Hongjoong membeku, udara di luar memang sangat dingin tetapi dirinya membeku karena seorang pengunjung yang berdiri dipintu depan.
Ia memakai mantel bulu berwarna hitam yang tampak begitu hangat, rambutnya sedikit tertutup salju, dan ketika ia mendongakkan kepala, pandangan keduanya bertemu. Sudah tujuh tahun lamanya, tetapi tak ada yang berubah. Pipi yang bersemu, kedua mata berbinar, dan senyum tipis pada wajahnya.
Tanpa ragu, Hongjoong melangkah turun dari panggung, mendekati sosok lelaki yang dahulu kerap membuat jantungnya berdebar, bahkan sampai detik ini.
Mereka berhadapan, Hongjoong menyunggingkan senyum terbaiknya.
"Kau kembali."
Lelaki itu tersenyum, "Aku sudah berjanji."
Dan ia selalu kembali--pada akhirnya, di tengah-tengah musim dingin. Karena musim dingin itu istimewa, seperti seorang Kang Yeosang.
*****
A/N :
Sebenarnya, ide ini mau aku buat buku sendiri jadi seperti buku JongSang yang Admire. Tapi aku tahu, kalo aku buat buku itu gak tahu kapan bakal dikerjainnya karena bikin buku itu merupakan tanggung jawab yang amat besar buat aku.
Jadinya aku bikin oneshot aja 😁 semoga oneshot panjang ini memuaskan ya 😍
-yeosha
*****
Pertunjukkan Hongjoong dan teman-temannya ditutup dengan sempurna bersamaan dengan berakhirnya badai salju dan pengunjung yang terbilang sedikit. Tapi bagi Hongjoong, itu bukan masalah, karena Kang Yeosang duduk manis menontonnya sejak awal hingga akhir, dan jikalau hanya pria itu yang tersisa, Hongjoong sudah merasa lebih dari cukup.

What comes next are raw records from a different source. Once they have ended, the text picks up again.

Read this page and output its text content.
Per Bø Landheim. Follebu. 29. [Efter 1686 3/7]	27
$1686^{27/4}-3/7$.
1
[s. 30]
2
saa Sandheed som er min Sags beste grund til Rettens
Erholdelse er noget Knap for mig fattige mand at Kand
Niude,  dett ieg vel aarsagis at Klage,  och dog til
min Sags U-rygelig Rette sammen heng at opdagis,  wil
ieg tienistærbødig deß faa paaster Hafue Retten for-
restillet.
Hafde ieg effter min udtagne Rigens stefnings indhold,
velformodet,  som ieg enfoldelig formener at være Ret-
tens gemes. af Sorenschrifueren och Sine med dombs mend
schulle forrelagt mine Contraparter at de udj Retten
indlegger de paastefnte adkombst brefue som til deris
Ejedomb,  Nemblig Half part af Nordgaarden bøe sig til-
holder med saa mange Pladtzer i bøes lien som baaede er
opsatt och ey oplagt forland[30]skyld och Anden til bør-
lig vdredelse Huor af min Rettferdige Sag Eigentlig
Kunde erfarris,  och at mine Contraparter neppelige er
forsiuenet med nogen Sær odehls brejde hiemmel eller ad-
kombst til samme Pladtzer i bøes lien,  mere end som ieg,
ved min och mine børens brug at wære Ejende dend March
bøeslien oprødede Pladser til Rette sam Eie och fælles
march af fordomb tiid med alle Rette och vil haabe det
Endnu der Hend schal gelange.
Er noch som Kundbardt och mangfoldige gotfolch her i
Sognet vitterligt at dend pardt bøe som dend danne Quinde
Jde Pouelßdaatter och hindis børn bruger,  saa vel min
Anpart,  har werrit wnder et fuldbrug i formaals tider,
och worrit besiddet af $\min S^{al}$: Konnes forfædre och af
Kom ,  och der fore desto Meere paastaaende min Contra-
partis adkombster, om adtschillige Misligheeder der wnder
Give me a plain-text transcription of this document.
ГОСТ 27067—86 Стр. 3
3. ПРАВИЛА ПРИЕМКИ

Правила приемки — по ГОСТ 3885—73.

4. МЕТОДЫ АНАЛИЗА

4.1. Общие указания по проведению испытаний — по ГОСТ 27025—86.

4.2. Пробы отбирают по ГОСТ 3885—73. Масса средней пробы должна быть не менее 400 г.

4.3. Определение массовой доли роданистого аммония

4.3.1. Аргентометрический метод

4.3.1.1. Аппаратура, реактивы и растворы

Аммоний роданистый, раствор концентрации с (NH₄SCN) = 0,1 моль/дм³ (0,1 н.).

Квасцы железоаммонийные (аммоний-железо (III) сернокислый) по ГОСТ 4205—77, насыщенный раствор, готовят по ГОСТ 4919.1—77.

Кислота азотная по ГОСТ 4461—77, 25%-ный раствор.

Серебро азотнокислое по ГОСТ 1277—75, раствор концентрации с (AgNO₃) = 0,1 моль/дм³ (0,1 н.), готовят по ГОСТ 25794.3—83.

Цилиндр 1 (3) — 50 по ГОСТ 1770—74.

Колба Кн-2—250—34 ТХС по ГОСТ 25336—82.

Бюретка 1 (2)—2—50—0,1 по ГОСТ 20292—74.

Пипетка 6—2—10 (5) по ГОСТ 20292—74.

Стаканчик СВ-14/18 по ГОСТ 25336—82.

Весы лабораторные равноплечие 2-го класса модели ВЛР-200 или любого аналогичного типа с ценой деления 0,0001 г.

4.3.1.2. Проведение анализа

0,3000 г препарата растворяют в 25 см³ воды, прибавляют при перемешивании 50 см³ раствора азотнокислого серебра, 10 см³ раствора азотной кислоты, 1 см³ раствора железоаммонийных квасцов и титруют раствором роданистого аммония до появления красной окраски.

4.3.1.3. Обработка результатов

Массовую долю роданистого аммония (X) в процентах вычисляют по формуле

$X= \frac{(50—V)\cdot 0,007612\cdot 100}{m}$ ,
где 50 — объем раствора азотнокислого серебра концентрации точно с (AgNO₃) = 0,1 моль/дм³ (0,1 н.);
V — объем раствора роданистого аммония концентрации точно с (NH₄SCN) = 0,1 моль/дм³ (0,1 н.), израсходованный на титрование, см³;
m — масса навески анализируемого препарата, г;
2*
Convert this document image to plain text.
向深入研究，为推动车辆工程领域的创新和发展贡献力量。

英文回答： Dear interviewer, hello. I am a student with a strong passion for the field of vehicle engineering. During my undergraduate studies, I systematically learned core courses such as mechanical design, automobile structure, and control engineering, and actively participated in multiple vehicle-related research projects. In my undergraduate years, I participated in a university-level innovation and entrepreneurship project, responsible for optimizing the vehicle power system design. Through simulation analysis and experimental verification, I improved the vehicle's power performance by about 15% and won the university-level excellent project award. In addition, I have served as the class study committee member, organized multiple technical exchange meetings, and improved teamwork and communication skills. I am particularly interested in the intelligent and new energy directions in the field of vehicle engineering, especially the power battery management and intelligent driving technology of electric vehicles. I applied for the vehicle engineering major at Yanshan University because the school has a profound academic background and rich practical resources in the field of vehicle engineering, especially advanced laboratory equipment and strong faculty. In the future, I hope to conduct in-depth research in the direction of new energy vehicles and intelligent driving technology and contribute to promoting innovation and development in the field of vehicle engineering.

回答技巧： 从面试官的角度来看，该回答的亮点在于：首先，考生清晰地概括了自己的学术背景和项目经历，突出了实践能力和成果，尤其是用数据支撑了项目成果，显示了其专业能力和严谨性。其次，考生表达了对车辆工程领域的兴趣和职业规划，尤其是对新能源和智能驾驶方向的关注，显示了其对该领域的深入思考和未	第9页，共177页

Ngomong-ngomong, Hongjoong tidak menemukan Yeosang, pria itu menghilang padahal Hongjoong sudah berpesan pada lelaki Kang tersebut untuk menunggu sebentar. Hongjoong buru-buru pamit pada rekan bermusiknya yang lain kemudian melesat keluar dari bar, berharap ia dapat menemukan Yeosang yang belum pergi terlalu jauh. Hongjoong tidak sanggup jika harus kehilangan Yeosang untuk yang kedua kalinya.
Dan Hongjoong menemukannya.
Yeosang berdiri di bawah lampu jalan, tangan kirinya terbuka di udara untuk mengumpulkan titik-titik salju dengan senyum lebar menghiasi wajahnya.
Di mata Hongjoong, Yeosang terlihat begitu indah.
''Aku mencarimu kemana-mana,"
Yeosang menoleh, "Aku kira kau membutuhkan waktu lebih lama dengan teman-temanmu, maka dari itu aku menunggu di luar.'' Kedua kaki Yeosang melangkah lebih dekat, keduanya berhadapan, "Hai, Hongjoong. Sudah lama sekali ya? "
"Tujuh tahun." ujar Hongjoong, "Bagaimana kabarmu?''
"Seperti yang kau lihat, aku baik.''
"Apa yang akan kau lakukan sehabis ini?''
"Entahlah, mungkin pulang ke apartemenku karena malam sudah semakin larut."
Yeosang tersenyum dan Hongjoong berbisik.
"Izinkan aku mengantarmu pulang,'' Hongjoong bersikeras, "Ada banyak hal yang ingin aku katakan.''
Lelaki di depan Hongjoong mengerjap tetapi kemudian ia mengangguk. Dan Yeosang membalikkan tubuhnya untuk melangkah lebih dahulu namun sebelum itu terjadi, Hongjoong telah menggenggam tangan kanannya.
"Yeosang.''
"Ya?''
Hongjoong bukan lagi remaja berumur tujuh belas tahun yang menggebu-gebu, namun ketika melihat senyum Yeosang yang semanis madu, jantungnya dengan cepat berpacu. Tangan kanan Hongjoong membingkai wajah Yeosang, sama seperti yang sering ia lakukan dahulu. "Kali ini, izinkan aku untuk mencintaimu dengan benar."
Bibir Yeosang masih terasa sama lembutnya seperti saat terakhir kali Hongjoong menciumnya, tujuh tahun yang lalu.